How does automatic relative debugging work in the HWT?

Please note: The FAQ pages at the HPCVL website are continuously being revised. Some pages might pertain to an older configuration of the system. Please let us know if you encounter problems or inaccuracies, and we will correct the entries.

The second functionality of the HWT is Automatic Relative Debugging (ARD). This is a debugging method in which reference data, often from another version of the program, are used to determine automatically if intermediate data in a program execution are correct or not. While the reference data may be taken from any source, it is more common that this method is used to compare a "correct" version of the program with the one that needs to be debugged. For instance, if the goal is to parallelize a program, the serial program version may serve as a reference for the parallel one under development.

To achieve this it is necessary to define which data need to be compared with which. The HWT solves this problem by means of a set of library routines that are supplied with the package. Calls to these routines are used to define a unique Data Identifier, which is then printed out with the data that need to be compared. The comparison only takes place if the data identifier matches between the reference data and the debugging data. The data identifiers used in the HWT are of a specific standard form that consists of three components, namely:

  1. A Principal Component which is usually a descriptive string that is indicative of the physical meaning of the data to be compared.
  2. An Instance Component that consists of both strings and integer variables, and indicates the instance of those data in the code. This is often used to indicate possibly multiple loop indices.
  3. An additional Physical Index (integer) is used to uniquely label simple data inside a data structure. This enables the comparison of ordinary arrays with distributed ones in parallel programming.

Since it is often whole arrays that need to be compared, the Physical Index becomes important if the internal structure of the array in the debugging version of the program differs from the one in the reference. This is the case when non-distributed arrays in a serial program serve as reference for distributed arrays in a parallel program.

Space does not allow us to explain the usage of routine calls for the construction of data identifiers here. This is explained in the manual. Here we can only outline the basic steps of a debugging run:

  1. The user inserts calls to debugging routines into the code. These appear in pre-processor constructs, and therefore are specific to a debugging version of the code. This is done in both the version to be debugged and the reference version. These calls construct data identifiers and initiate the output of the debugging data (into intermediate files).
  2. Both the debugging version and the reference version are executed after using the HWT to compile them (which links in the HWT library).
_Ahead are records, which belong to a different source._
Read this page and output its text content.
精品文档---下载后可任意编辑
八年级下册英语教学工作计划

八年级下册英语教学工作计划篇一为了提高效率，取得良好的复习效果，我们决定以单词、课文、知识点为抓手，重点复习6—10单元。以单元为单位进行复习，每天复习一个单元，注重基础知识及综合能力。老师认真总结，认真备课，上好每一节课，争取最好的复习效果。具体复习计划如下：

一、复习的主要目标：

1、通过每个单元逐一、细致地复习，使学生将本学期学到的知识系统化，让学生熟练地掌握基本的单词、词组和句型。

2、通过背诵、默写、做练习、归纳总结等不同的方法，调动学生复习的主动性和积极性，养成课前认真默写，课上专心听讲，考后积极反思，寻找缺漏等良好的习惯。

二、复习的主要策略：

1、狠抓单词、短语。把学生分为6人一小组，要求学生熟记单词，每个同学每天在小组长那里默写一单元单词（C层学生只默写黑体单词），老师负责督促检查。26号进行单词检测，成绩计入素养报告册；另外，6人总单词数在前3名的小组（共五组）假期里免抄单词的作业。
This causes the generation of intermediate files that contain the data used for debugging.
  3. A call to the script call.debugger.hwt causes the HWT to compare the corresponding data items and detect deviations that exceed a certain tolerance limit (user-defined). Error reports are generated that contain information necessary to locate the problems.

For many cases, the use of 4 or 5 different routines is sufficient to debug relatively large data structures and locate errors. Since any comparison is done automatically, no "manual" comparison of single data values is required.